Georgia-Pacific water compliance technician Brett Lundy helps keep the Foley mill in Perry, Florida, humming. Sampling water, running lab reports and analyzing results, Lundy is all about being proactive and ensuring total compliance with the mill’s water usage standards. This commitment is also personal. That’s because a quality job from 9-to-5 also means quality time for recreation in the water for the lifelong Gulf Coaster and his family.
“I spend a lot of my time on the water and under the water. It’s important for me to know what’s going into it, and I have a role in that because I’m the wastewater compliance officer here. So, to me, it’s very important that the water is protected so my kids and I can have fun in it. One day, my grandkids can, too.”
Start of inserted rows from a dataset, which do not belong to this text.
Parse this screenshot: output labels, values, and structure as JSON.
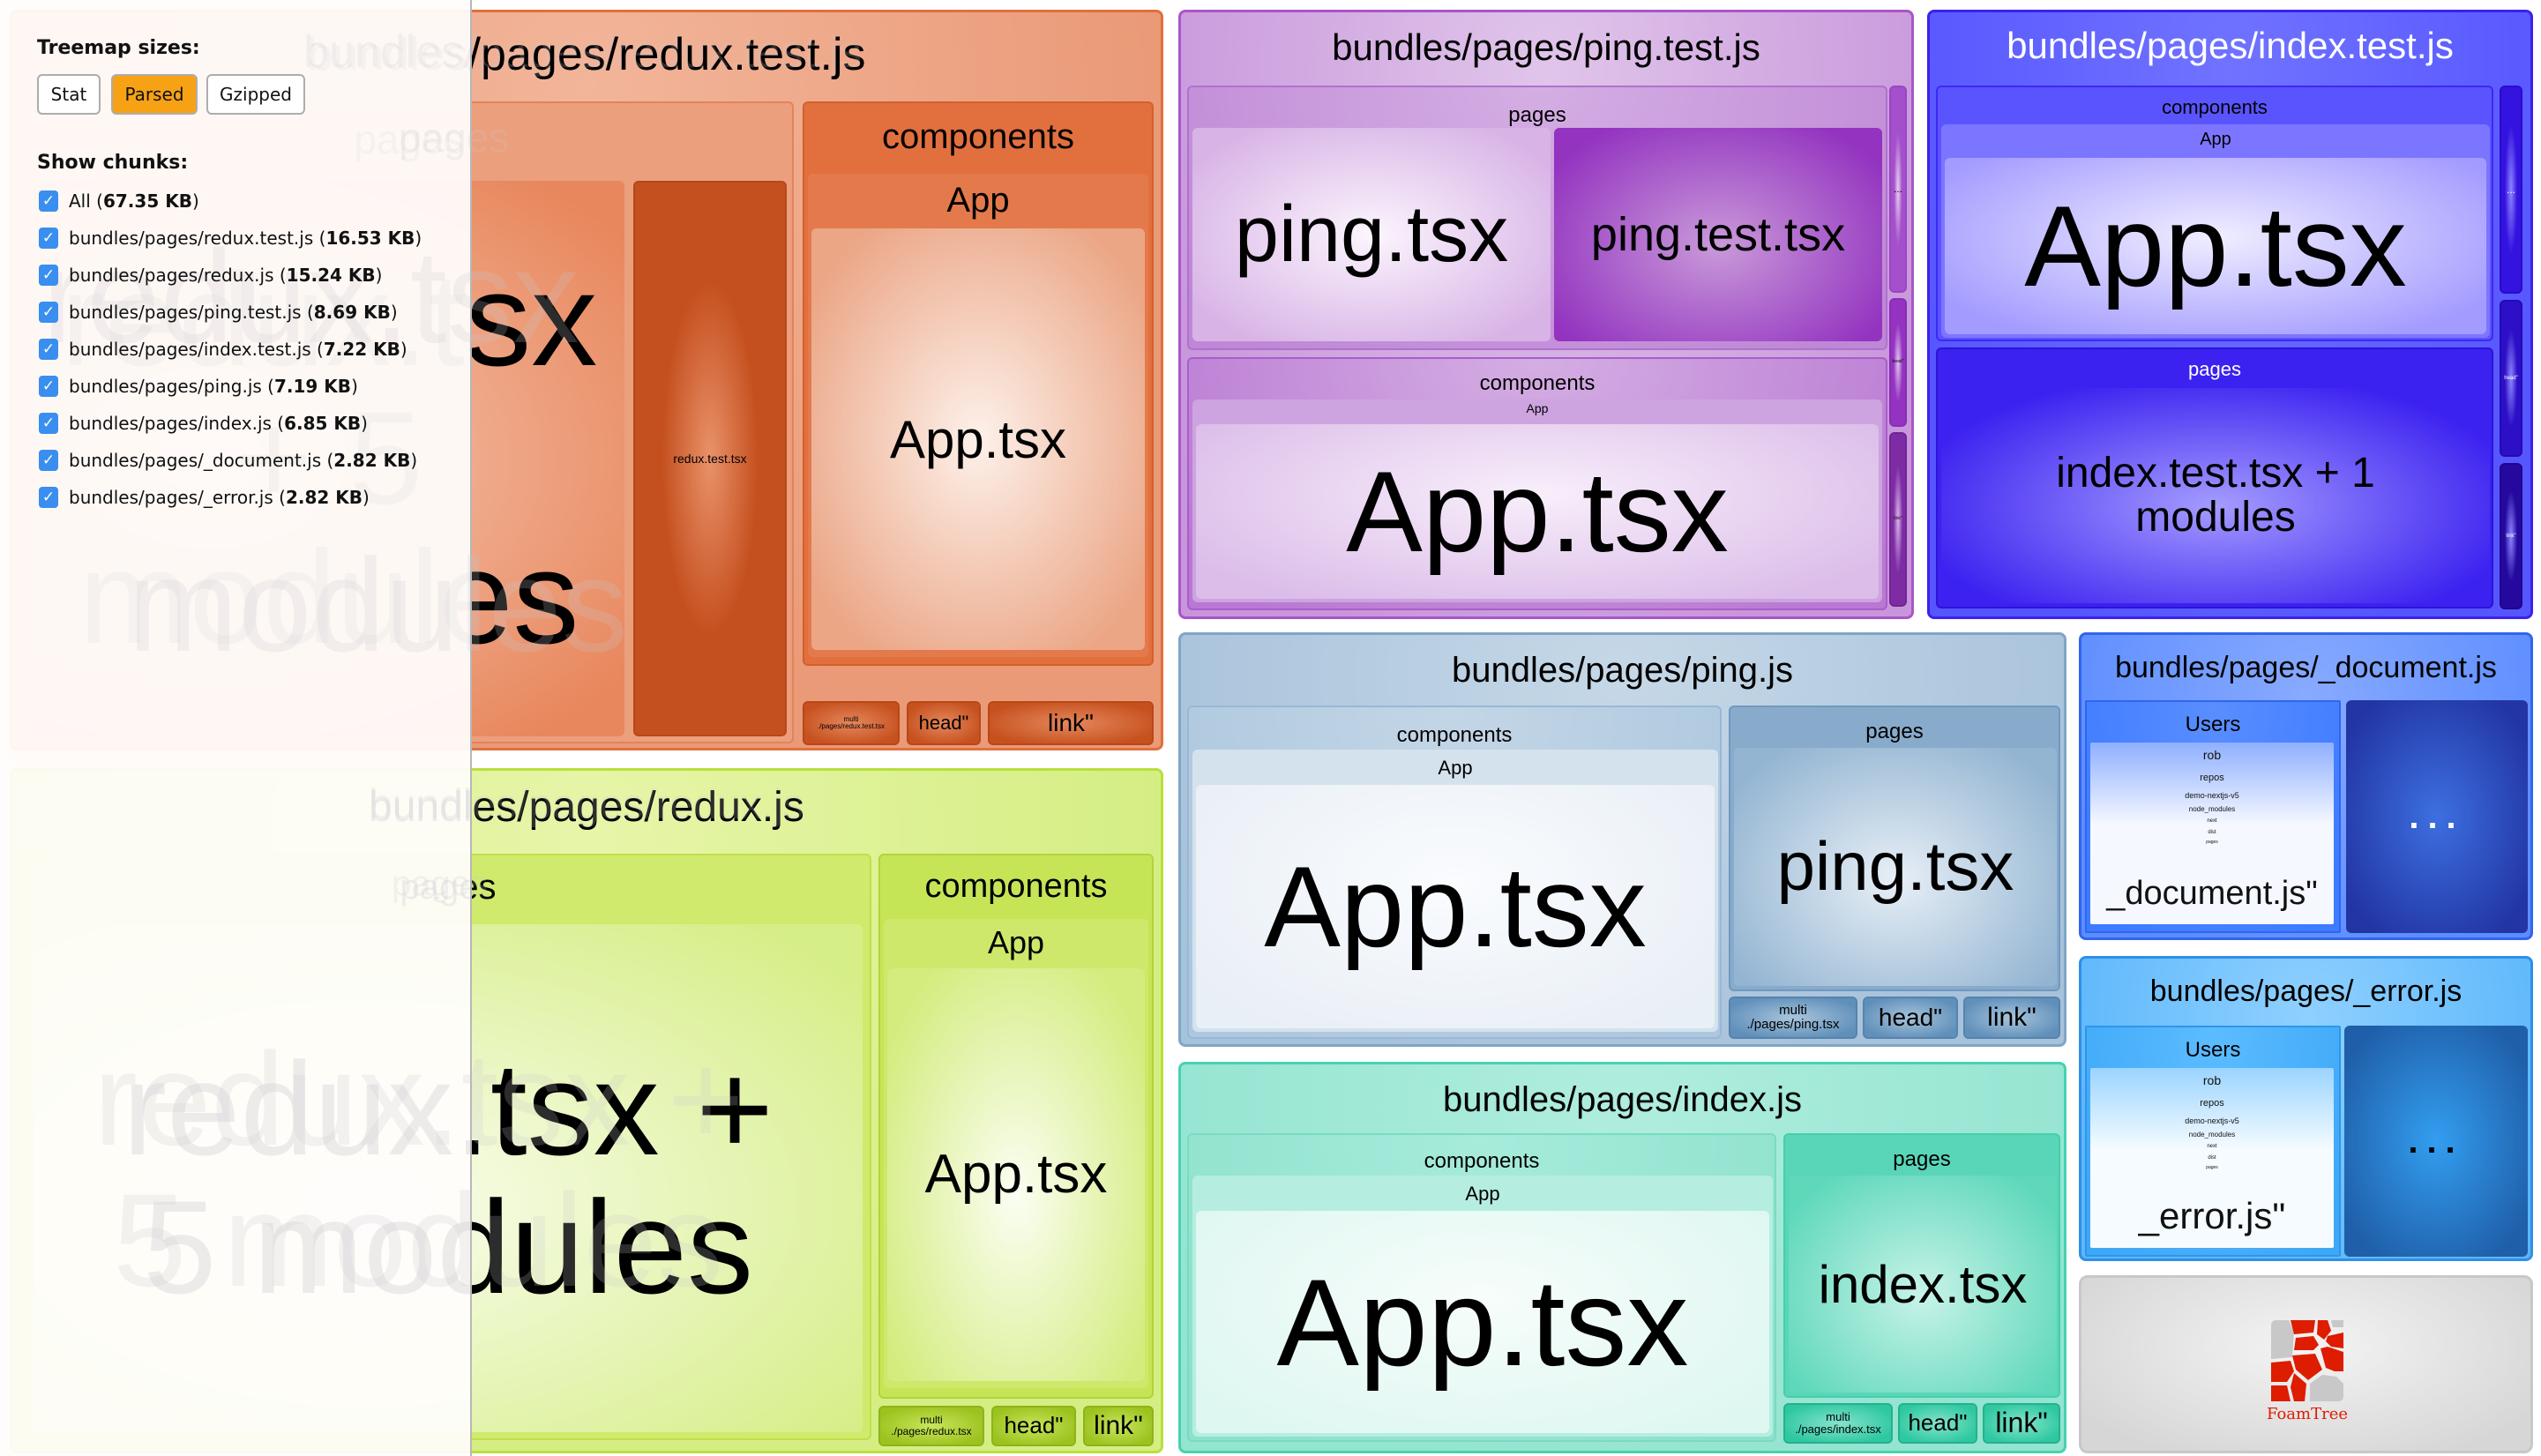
{
  "sidebar": {
    "treemap_sizes_label": "Treemap sizes:",
    "size_options": [
      {
        "label": "Stat",
        "active": false
      },
      {
        "label": "Parsed",
        "active": true
      },
      {
        "label": "Gzipped",
        "active": false
      }
    ],
    "show_chunks_label": "Show chunks:",
    "chunks": [
      {
        "name": "All",
        "size": "67.35 KB",
        "checked": true
      },
      {
        "name": "bundles/pages/redux.test.js",
        "size": "16.53 KB",
        "checked": true
      },
      {
        "name": "bundles/pages/redux.js",
        "size": "15.24 KB",
        "checked": true
      },
      {
        "name": "bundles/pages/ping.test.js",
        "size": "8.69 KB",
        "checked": true
      },
      {
        "name": "bundles/pages/index.test.js",
        "size": "7.22 KB",
        "checked": true
      },
      {
        "name": "bundles/pages/ping.js",
        "size": "7.19 KB",
        "checked": true
      },
      {
        "name": "bundles/pages/index.js",
        "size": "6.85 KB",
        "checked": true
      },
      {
        "name": "bundles/pages/_document.js",
        "size": "2.82 KB",
        "checked": true
      },
      {
        "name": "bundles/pages/_error.js",
        "size": "2.82 KB",
        "checked": true
      }
    ],
    "active_button_color": "#f7a215",
    "checkbox_color": "#3a8ef0"
  },
  "treemap": {
    "redux_test": {
      "title": "bundles/pages/redux.test.js",
      "pages_label": "pages",
      "main_line1": "redux.tsx",
      "main_line2": "+ 5",
      "main_line3": "modules",
      "dark_cell": "redux.test.tsx",
      "components_label": "components",
      "app_label": "App",
      "app_tsx": "App.tsx",
      "multi_line1": "multi",
      "multi_line2": "./pages/redux.test.tsx",
      "head": "head\"",
      "link": "link\"",
      "color": "#e0703e"
    },
    "redux": {
      "title": "bundles/pages/redux.js",
      "pages_label": "pages",
      "main_line1": "redux.tsx +",
      "main_line2": "5 modules",
      "components_label": "components",
      "app_label": "App",
      "app_tsx": "App.tsx",
      "multi_line1": "multi",
      "multi_line2": "./pages/redux.tsx",
      "head": "head\"",
      "link": "link\"",
      "color": "#b8e03b"
    },
    "ping_test": {
      "title": "bundles/pages/ping.test.js",
      "pages_label": "pages",
      "ping_tsx": "ping.tsx",
      "ping_test_tsx": "ping.test.tsx",
      "components_label": "components",
      "app_label": "App",
      "app_tsx": "App.tsx",
      "side_more": "...",
      "side_head": "head\"",
      "side_link": "link\"",
      "color": "#a955c9"
    },
    "index_test": {
      "title": "bundles/pages/index.test.js",
      "components_label": "components",
      "app_label": "App",
      "app_tsx": "App.tsx",
      "pages_label": "pages",
      "index_test_line1": "index.test.tsx + 1",
      "index_test_line2": "modules",
      "side_more": "...",
      "side_head": "head\"",
      "side_link": "link\"",
      "color": "#3a22ee"
    },
    "ping": {
      "title": "bundles/pages/ping.js",
      "components_label": "components",
      "app_label": "App",
      "app_tsx": "App.tsx",
      "pages_label": "pages",
      "ping_tsx": "ping.tsx",
      "multi_line1": "multi",
      "multi_line2": "./pages/ping.tsx",
      "head": "head\"",
      "link": "link\"",
      "color": "#7fa5c7"
    },
    "index": {
      "title": "bundles/pages/index.js",
      "components_label": "components",
      "app_label": "App",
      "app_tsx": "App.tsx",
      "pages_label": "pages",
      "index_tsx": "index.tsx",
      "multi_line1": "multi",
      "multi_line2": "./pages/index.tsx",
      "head": "head\"",
      "link": "link\"",
      "color": "#48d2b0"
    },
    "document": {
      "title": "bundles/pages/_document.js",
      "users_label": "Users",
      "tree": [
        "rob",
        "repos",
        "demo-nextjs-v5",
        "node_modules",
        "next",
        "dist",
        "pages"
      ],
      "file": "_document.js\"",
      "more": "...",
      "color": "#3065ee"
    },
    "error": {
      "title": "bundles/pages/_error.js",
      "users_label": "Users",
      "tree": [
        "rob",
        "repos",
        "demo-nextjs-v5",
        "node_modules",
        "next",
        "dist",
        "pages"
      ],
      "file": "_error.js\"",
      "more": "...",
      "color": "#2f8fe8"
    },
    "foamtree": {
      "logo_text": "FoamTree",
      "logo_color": "#dd1c00"
    }
  }
}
A devoted scuba diver, Lundy and a team of volunteers built an artificial reef in the Gulf of Mexico from metal donated by the Foley mill in 2013. A year later, Lundy returned to the site to find the reef thriving with fish, barracudas and all.
“I spend a lot of my time on the water and under the water. … It’s very important that the water is protected so my kids and I can have fun in it. One day, my grandkids can, too.”
“It’s neat to go see that,” said Lundy, who adds that he would love to find a way to incorporate scuba diving into his work.
The former consultant spent nine years chasing the job he now holds at the Perry mill, embracing his role in maintaining a quality environment for his family, his friends and the whole Gulf Coast.
“Koch is not scared to spend money on initiatives that have positive environmental impacts,” said Lundy, recalling a conversation with a consultant who worked for Florida’s state environmental agency for 25 years and who praised the mill for its proactivity. “And I think that is the way the Koch philosophy is: Be more proactive on everything you do.”
At the Foley Cellulose mill, near Perry, Florida, we have collaborated with the city of Perry to use reclaimed wastewater to help cool our equipment. Foley re-uses an average of 315,000 gallons per day of reclaimed water from the city. That adds up to about 115 million gallons of water annually that the mill doesn’t take from other freshwater sources.